Male rats, given 20 mg/kg/day miglustat by (systemic exposure less than the human therapeutic systemic exposure based on body surface area comparisons, mg/m2) oral gavage 14 days prior to mating, had decreased spermatogenesis with altered sperm morphology and motility and decreased fertility. Decreased spermatogenesis was reversible following 6 weeks of drug withdrawal. A higher doses of 60 mg/kg/day (2 times the human therapeutic systemic exposure based on body surface area comparison, mg/m2) resulted in seminiferous tubule and testicular atrophy/degeneration.
Female rats were given oral gavage doses of 20, 60, 180 mg/kg/day beginning 14 days before mating and continuing through gestation. Effects observed at 20 mg/kg/day (systemic exposure less than the human therapeutic systemic exposure, based on body surface area comparisons) included decreased corpora lutea, increased postimplantation loss, and decreased live births.
Pregnancy Category X. See CONTRAINDICATIONS section.
There are no adequate and well-controlled studies of miglustat in pregnant women. ZAVESCA® should not be used during pregnancy.
LABOR AND DELIVERY
Studies in pregnant rats exposed to ZAVESCA® during gestation through lactation are associated with dystocia and delayed parturition at systemic exposure 2 times the human therapeutic systemic exposure, based on body surface area comparisons.
It is not known whether miglustat is excreted in human milk. Because many drugs are excreted in human milk and because of the potential for serious adverse reactions in nursing infants from miglustat, ZAVESCA® should not be used in nursing mothers unless the potential benefit justifies the potential risk to the infant.
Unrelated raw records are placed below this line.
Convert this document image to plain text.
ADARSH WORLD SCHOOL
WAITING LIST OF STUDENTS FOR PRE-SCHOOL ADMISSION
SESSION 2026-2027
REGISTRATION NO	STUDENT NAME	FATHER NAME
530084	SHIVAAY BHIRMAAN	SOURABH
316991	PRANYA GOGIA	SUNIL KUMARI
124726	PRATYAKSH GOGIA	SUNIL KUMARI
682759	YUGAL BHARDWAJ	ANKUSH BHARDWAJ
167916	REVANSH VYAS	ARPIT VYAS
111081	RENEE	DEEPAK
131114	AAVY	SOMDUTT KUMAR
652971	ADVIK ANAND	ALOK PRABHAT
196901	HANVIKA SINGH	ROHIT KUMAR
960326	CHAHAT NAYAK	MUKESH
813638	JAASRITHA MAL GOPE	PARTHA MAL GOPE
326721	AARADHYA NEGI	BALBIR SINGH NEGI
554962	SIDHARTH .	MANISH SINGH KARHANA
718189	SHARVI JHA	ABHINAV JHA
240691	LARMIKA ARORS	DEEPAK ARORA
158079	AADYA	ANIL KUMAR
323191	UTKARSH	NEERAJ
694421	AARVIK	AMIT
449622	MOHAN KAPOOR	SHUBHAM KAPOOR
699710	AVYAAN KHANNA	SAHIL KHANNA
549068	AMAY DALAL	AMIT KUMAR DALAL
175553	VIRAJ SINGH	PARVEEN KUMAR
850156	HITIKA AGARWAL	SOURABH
A decision should be made whether to discontinue nursing or discontinue the drug, taking into account the importance of the drug to the lactating woman.
The safety and effectiveness of ZAVESCA® have not been evaluated in patients under the age of 18. Treatment with ZAVESCA® is associated with diarrhea and weight loss in approximately 85% and up to 65%, respectively, of adult patients. The effects of ZAVESCA® on growth and development in children have not been evaluated.
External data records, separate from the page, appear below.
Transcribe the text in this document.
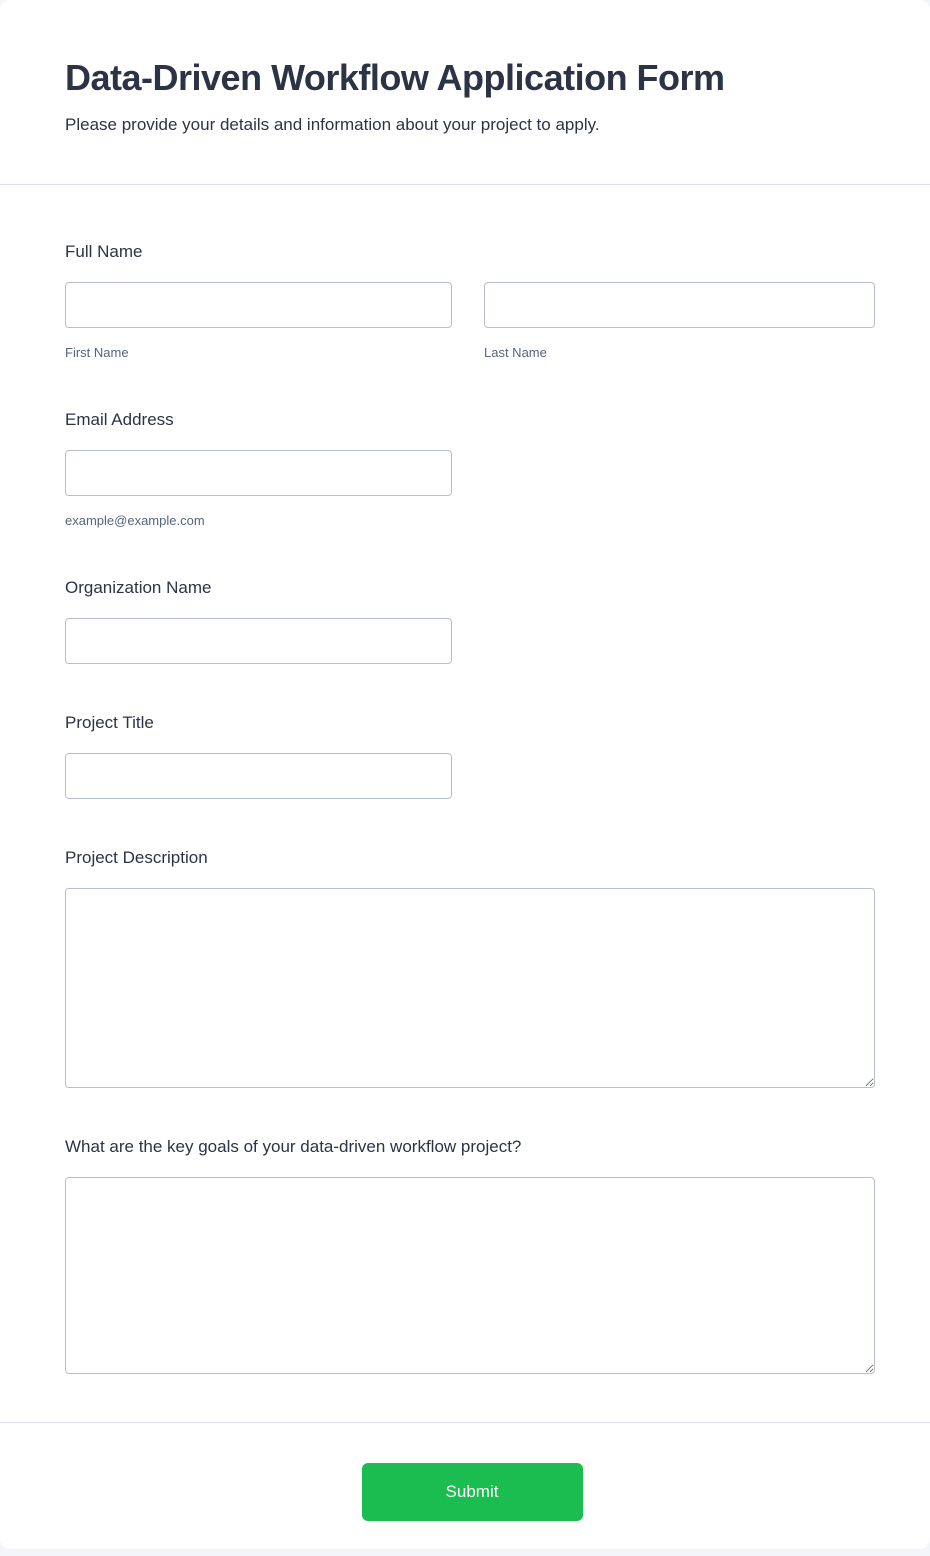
Data-Driven Workflow Application Form
Please provide your details and information about your project to apply.
Full Name
First Name	Last Name
Email Address
example@example.com
Organization Name
Project Title
Project Description
What are the key goals of your data-driven workflow project?
Submit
Clinical studies of ZAVESCA® did not include sufficient numbers of patients aged 65 and over to determine whether they respond differently than younger patients. Other reported clinical experience has not identified differences in responses between elderly and younger patients. In general, dose selection for an elderly patient should be cautious, usually starting at the low end of the dosing range, reflecting the greater frequency of decreased hepatic, renal, and cardiac function and of concomitant disease or other drug therapy.
Miglustat is known to be substantially excreted by the kidney, and the risk of adverse reactions to this drug may be greater in patients with impaired renal function. The clearance of miglustat is decreased by 40 to 60% in patients with mild to moderate renal impairment, and up to 70% in patients with severe renal impairment. As a result of this, dose reductions are recommended for those patients with mild to moderate renal impairment, the reduction being dependent upon the level of their creatinine clearance adjustment. For those patients with severe renal impairment, treatment with miglustat is not recommended. Since elderly patients are more likely to have decreased renal function, care should be taken in dose selection, and it may be useful to monitor renal function.